Buggy Crenshaw is back and ready to save the world – again. We were first introduced to the magical world of Lloyd’s Hollow in Buggy Crenshaw and The Bungler’s Paradox, where Buggy and her friends Sid and Veronica were thrust into a battle against the Darkest Evil. Their powers may not be fully developed or understood, but these three young heroes have courage, heart and cunning to spare.

Exhausted from their first grand adventure, the three barely get a night’s sleep before they are called into action again. Brothers and scientists Cedar and Cypress Deadwood, whom we met briefly in The Bungler’s Paradox, are the creators of a theory that townsfolk prefer to ignore: if one of the five Gateways to the point where Good and Evil meet should be destroyed or set off limits (which is just what happened in The Bungler’s Paradox), the universe will lose its balance and the world we know will disappear.
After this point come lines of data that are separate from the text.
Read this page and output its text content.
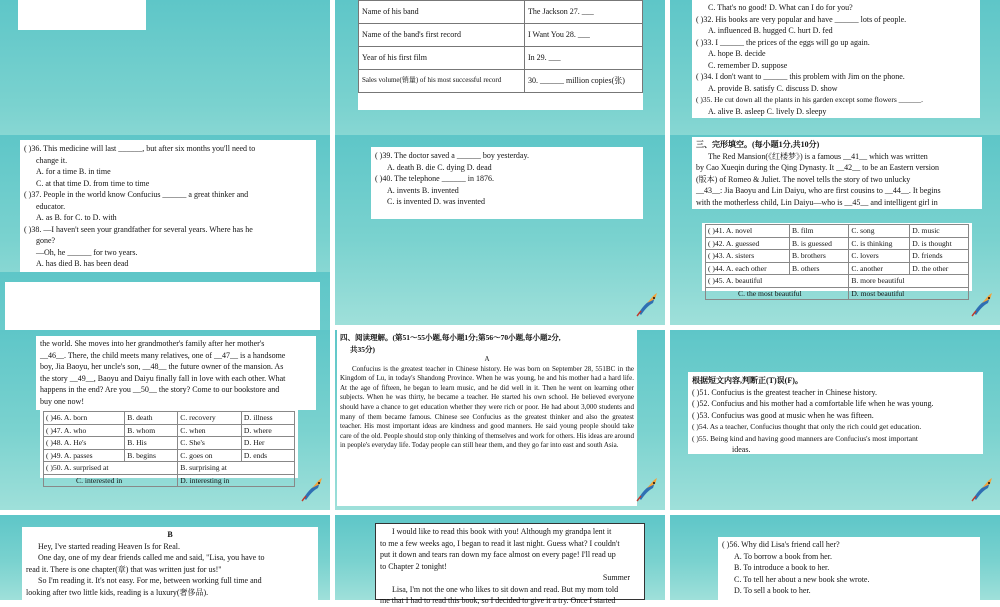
Name of his band	The Jackson 27. ___
Name of the band's first record	I Want You 28. ___
Year of his first film	In 29. ___
Sales volume(销量) of his most successful record	30. ______ million copies(张)

C. That's no good! D. What can I do for you?

( )32. His books are very popular and have ______ lots of people.

A. influenced B. hugged C. hurt D. fed

( )33. I ______ the prices of the eggs will go up again.

A. hope B. decide

C. remember D. suppose

( )34. I don't want to ______ this problem with Jim on the phone.

A. provide B. satisfy C. discuss D. show

( )35. He cut down all the plants in his garden except some flowers ______.

A. alive B. asleep C. lively D. sleepy

( )36. This medicine will last ______, but after six months you'll need to

change it.

A. for a time B. in time

C. at that time D. from time to time

( )37. People in the world know Confucius ______ a great thinker and

educator.

A. as B. for C. to D. with

( )38. —I haven't seen your grandfather for several years. Where has he

gone?

—Oh, he ______ for two years.

A. has died B. has been dead

( )39. The doctor saved a ______ boy yesterday.

A. death B. die C. dying D. dead

( )40. The telephone ______ in 1876.

A. invents B. invented

C. is invented D. was invented

三、完形填空。(每小题1分,共10分)

The Red Mansion(《红楼梦》) is a famous __41__ which was written

by Cao Xueqin during the Qing Dynasty. It __42__ to be an Eastern version

(版本) of Romeo & Juliet. The novel tells the story of two unlucky

__43__: Jia Baoyu and Lin Daiyu, who are first cousins to __44__. It begins

with the motherless child, Lin Daiyu—who is __45__ and intelligent girl in

( )41. A. novel	B. film	C. song	D. music
( )42. A. guessed	B. is guessed	C. is thinking	D. is thought
( )43. A. sisters	B. brothers	C. lovers	D. friends
( )44. A. each other	B. others	C. another	D. the other
( )45. A. beautiful		B. more beautiful	
C. the most beautiful		D. most beautiful	

the world. She moves into her grandmother's family after her mother's

__46__. There, the child meets many relatives, one of __47__ is a handsome

boy, Jia Baoyu, her uncle's son, __48__ the future owner of the mansion. As

the story __49__, Baoyu and Daiyu finally fall in love with each other. What

happens in the end? Are you __50__ the story? Come to our bookstore and

buy one now!

( )46. A. born	B. death	C. recovery	D. illness
( )47. A. who	B. whom	C. when	D. where
( )48. A. He's	B. His	C. She's	D. Her
( )49. A. passes	B. begins	C. goes on	D. ends
( )50. A. surprised at		B. surprising at	
C. interested in		D. interesting in	

四、阅读理解。(第51～55小题,每小题1分;第56～70小题,每小题2分,

共35分)

A

Confucius is the greatest teacher in Chinese history. He was born on September 28, 551BC in the Kingdom of Lu, in today's Shandong Province. When he was young, he and his mother had a hard life. At the age of fifteen, he began to learn music, and he did well in it. Then he went on learning other subjects. When he was thirty, he became a teacher. He started his own school. He believed everyone should have a chance to get education whether they were rich or poor. He had about 3,000 students and many of them became famous. Chinese see Confucius as the greatest thinker and also the greatest teacher. His most important ideas are kindness and good manners. He said young people should take care of the old. People should stop only thinking of themselves and work for others. His ideas are around in people's everyday life. Today people can still hear them, and they go far into east and south Asia.

根据短文内容,判断正(T)误(F)。

( )51. Confucius is the greatest teacher in Chinese history.

( )52. Confucius and his mother had a comfortable life when he was young.

( )53. Confucius was good at music when he was fifteen.

( )54. As a teacher, Confucius thought that only the rich could get education.

( )55. Being kind and having good manners are Confucius's most important

ideas.

B

Hey, I've started reading Heaven Is for Real.

One day, one of my dear friends called me and said, "Lisa, you have to

read it. There is one chapter(章) that was written just for us!"

So I'm reading it. It's not easy. For me, between working full time and

looking after two little kids, reading is a luxury(奢侈品).

I would like to read this book with you! Although my grandpa lent it

to me a few weeks ago, I began to read it last night. Guess what? I couldn't

put it down and tears ran down my face almost on every page! I'll read up

to Chapter 2 tonight!

Summer

Lisa, I'm not the one who likes to sit down and read. But my mom told

me that I had to read this book, so I decided to give it a try. Once I started

( )56. Why did Lisa's friend call her?

A. To borrow a book from her.

B. To introduce a book to her.

C. To tell her about a new book she wrote.

D. To sell a book to her.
Unfortunately, it seems the theory is about to be validated when Lloyd’s Hollow suddenly hurtles toward destruction, threatening to take everything with it.

Buggy, along with Sid, Veronica, and a host of new and colorful allies, must first figure out what’s going on (no easy task!), then they have to find a way to defeat the far more powerful minions of the Darkest Evil. To make matters worse, it appears that Buggy’s suspicion about time unwinding is correct – the three friends have been here and done this before, but obviously they got it wrong the first time. How can they save the world from their own mistake?

Just as in The Bungler’s Paradox, author R. M. Wilburn has created a fictional world that explodes with clever scenarios, a rich backstory, and characters as complex as the real people around us. Sometimes these same things actually work against the book, requiring a good bit of explanation and making for a plot that threatens to tie itself in knots. Readers should be aware that this is Volume One of Book Two, which means that it ends in a delicious cliffhanger! The Deadwood Principle is not a light read, but anyone young or old who enjoys being immersed in a rollicking tale will cherish the Buggy Crenshaw series.